Perhaps the winter is over forever:

“At the same time, I don’t think there will be an ‘AI winter’ again, where hype cycles happen and there’s no more funding, and so on, because AI is now running in production,” Richard Socher said during an onstage interview at a Bloomberg event today. “Google search and social media, and now enterprises, are using AI on an ongoing basis — they’re seeing great returns on those investments.”

“There’s definitely hype,” adds Ng, “but I think there’s such a strong underlying driver of real value that it won’t crash like it did in previous years.”

Some of the recent boom in AI/ML has been the result of genuine innovation. Neural networks, tensors, and increasing efficiency hardware efficiency mean that artificial intelligence is concretely better today than it was in the recent past.

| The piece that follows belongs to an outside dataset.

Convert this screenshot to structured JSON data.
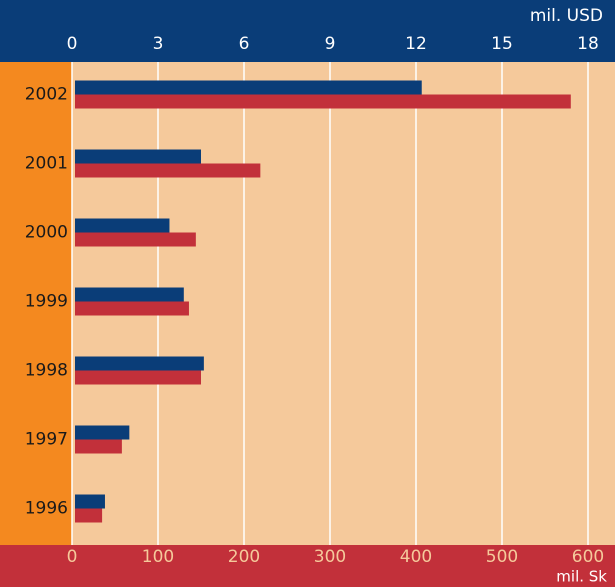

But too often we’re drawing a straight line from where we are to the utopian future, and assuming that future is right around the corner. What looks like a technological revolution right now is also a lucky alignment of economics and consumer attitudes, all of which are fickle and constantly changing.

What might happen is that machine learning succeeds despite the public’s lack of trust, and it becomes an antagonist. Products will advertise that they’re curated by humans, or at least that there are human moderators. That’ll become a selling point, that there is common sense that catches self-reinforcing evil cycles in feed-organization and other mechanisms. Companies use machine learning behind the scenes, but it disappears from their product marketing.

Or perhaps what we’re seeing right now is the validation / invalidation of the technology in different domains. It’ll succeed in recognition and categorization tasks to the point that programmers will be able to call a detect() routine and it ‘just works.’ We’ll gradually forget it was ever a hot trend, and just rely on that part of computing being fixed. But we’ll also forget about the hype that this was going to solve everything, and the rest of our technology landscape will look pretty much the same.

Or, maybe, it’ll all just work out. I kind of like Umer Mansoor’s take the best:

AI is not magic and the hype will die down, but the next AI winter will be more like a California winter, not a Canadian one.


  • You’re so wrong! I might be! In some ways I hope I am - I hope the good things about AI come true. But I don’t want to be right or wrong here - predicting the future is pretty dumb. I’m just trying to remember the past and see a more sophisticated narrative than tech futurism currently permits.
  • You’re really mixing AI and ML as terms. They have dictionary definitions! How could you? The terms are conflated in common usage.